Le questioni da analizzare, però, non sono solo strettamente relative all’aspetto tecnico. Tra 20 giorni, dunque, con tutta l’Italia ancora in zona bianca, si potrà andare allo Zini, ma in che condizioni? Green pass, certificato di guarigione o tampone, tutti d’accordo. Ma occorrerà indossare la mascherina? E ci sarà da rispettare il distanziamento? C’è poi il dibattito sul vaccino obbligatorio per i calciatori che dovrà arrivare rapidamente a delle conclusioni. La Federazione dipende dall’Esecutivo che però, il problema dell’accesso agli stadi, per il momento l’ha messo in coda ad altre vertenze. Ne parliamo con Paolo Armenia, direttore generale della Cremonese.
Senta Armenia, il suo collega Giuseppe Marotta, amministratore delegato dell’Inter, domenica scorsa ha sollevato il problema del distanziamento sugli spalti.
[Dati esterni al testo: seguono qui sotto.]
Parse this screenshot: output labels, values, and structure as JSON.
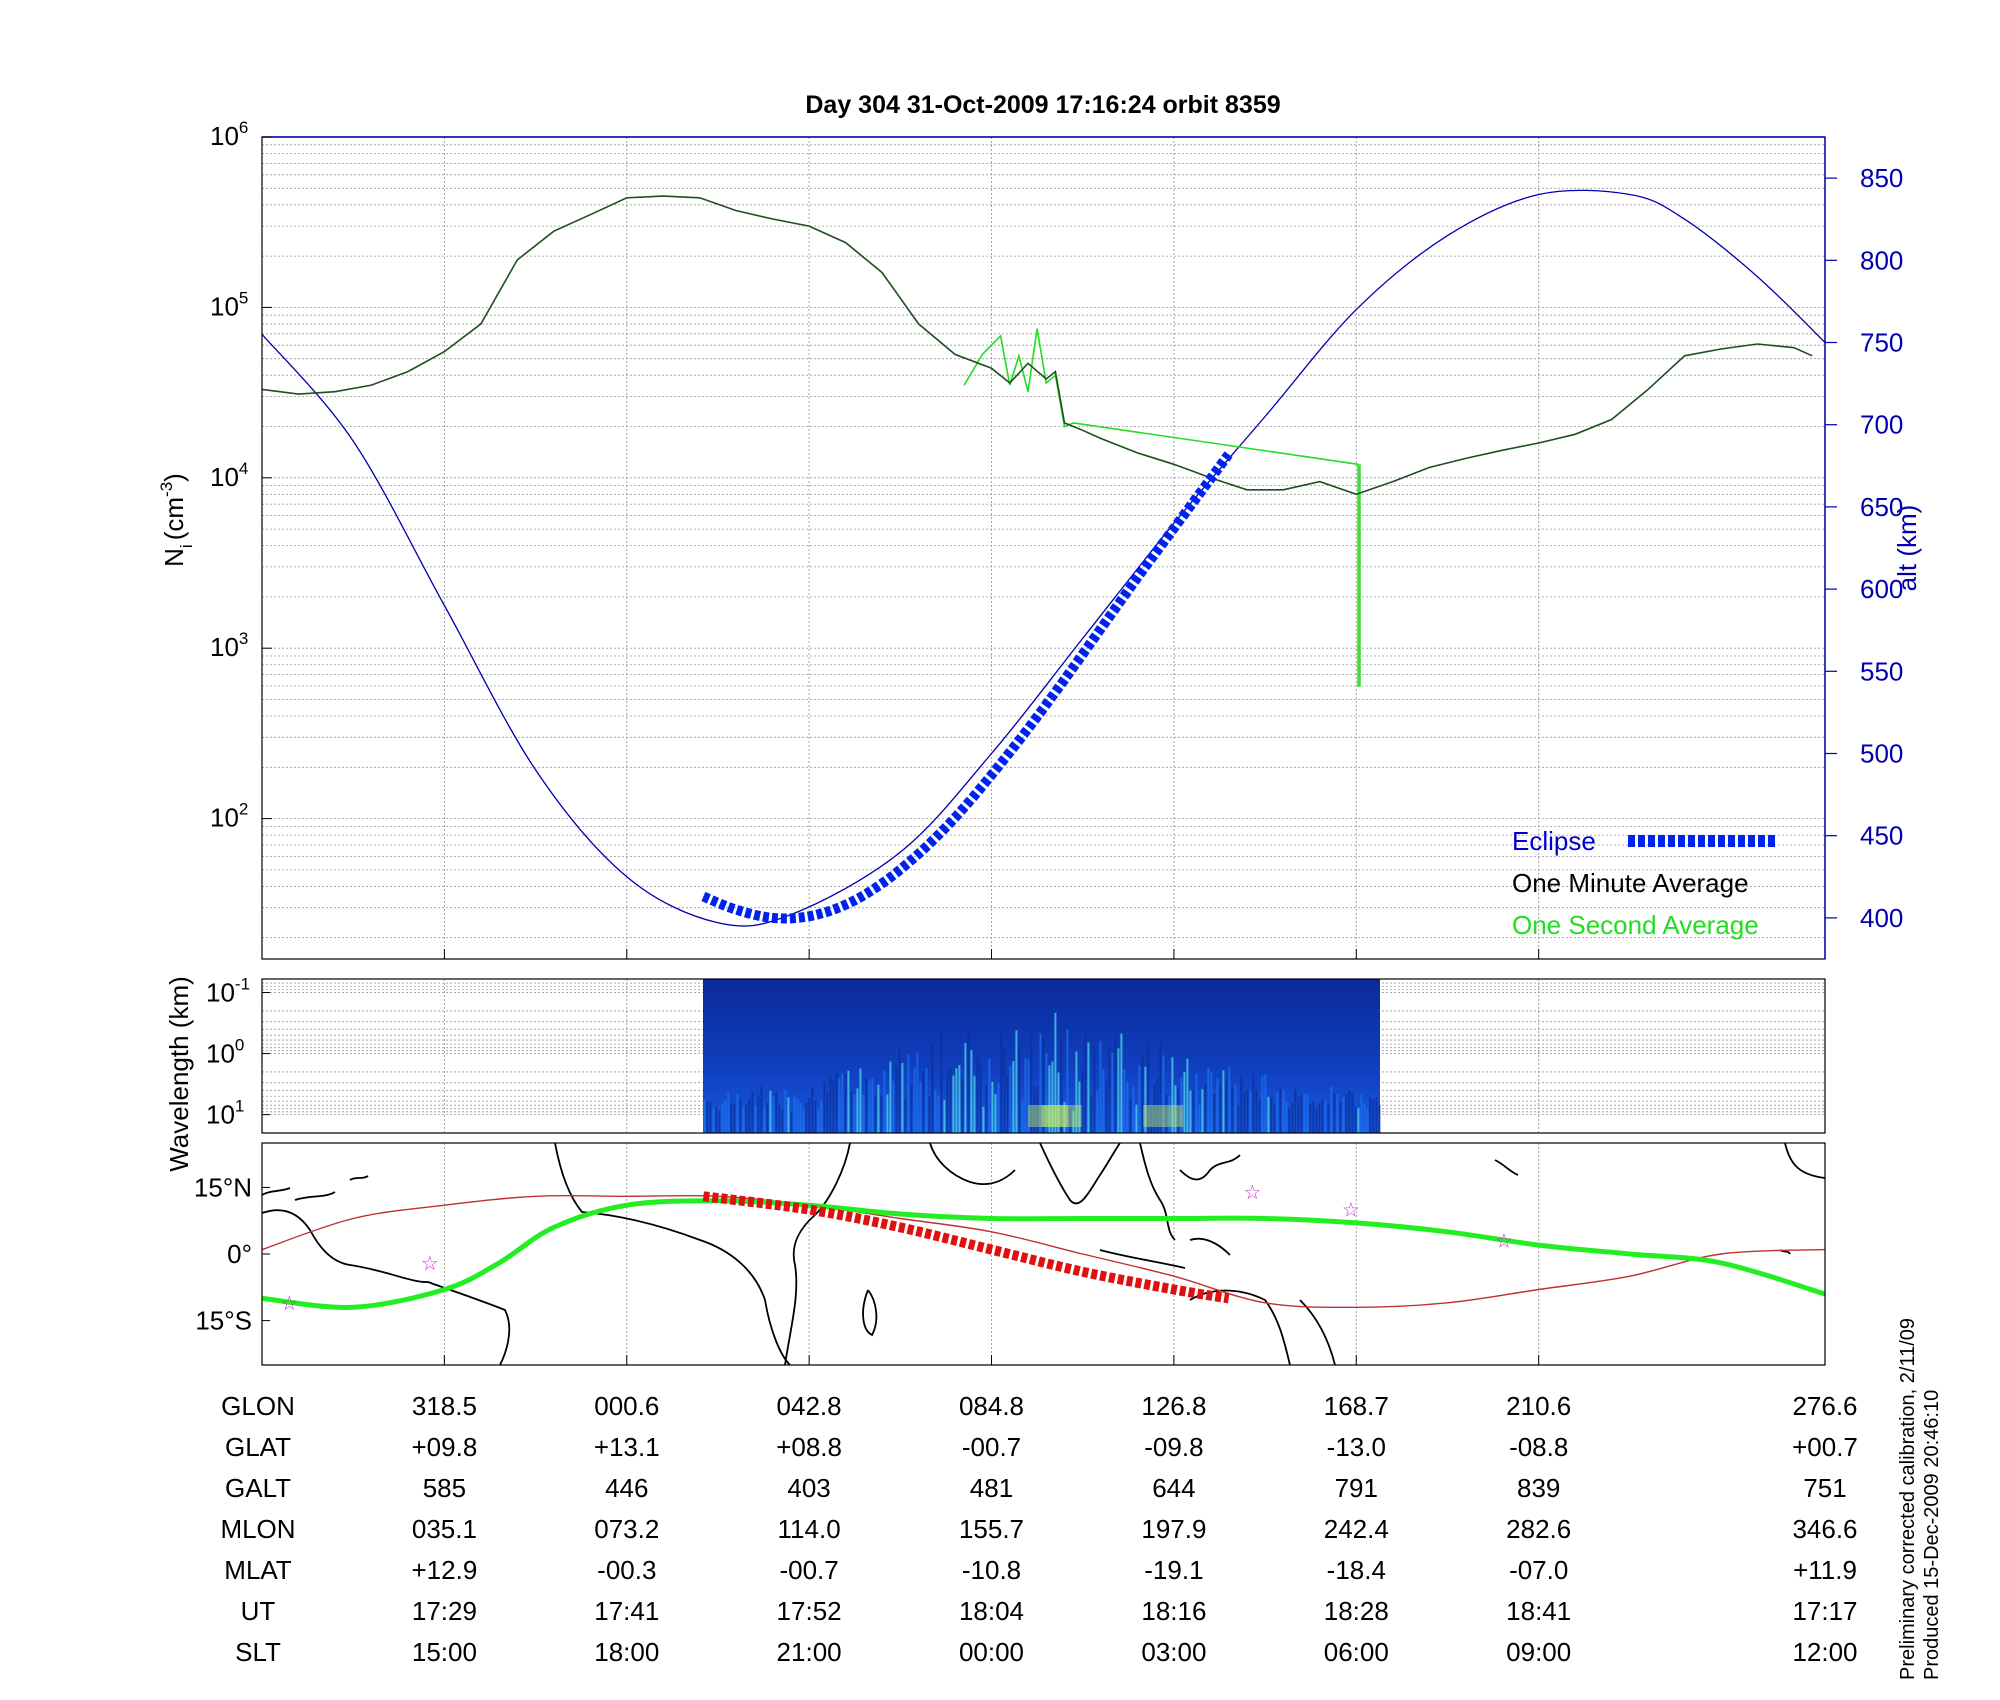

Se si mantiene il metro di distanza, sosteneva, la capienza effettiva non sarà al 50 per cento, come promesso, ma al 30 o al 25. Cosa ne pensa? 
«Condivido quanto affermato da Marotta: se all’interno dello stadio è necessario il distanziamento la percentuale necessariamente si abbassa ancora di più negli stadi vecchi con riflessi sulla capienza»....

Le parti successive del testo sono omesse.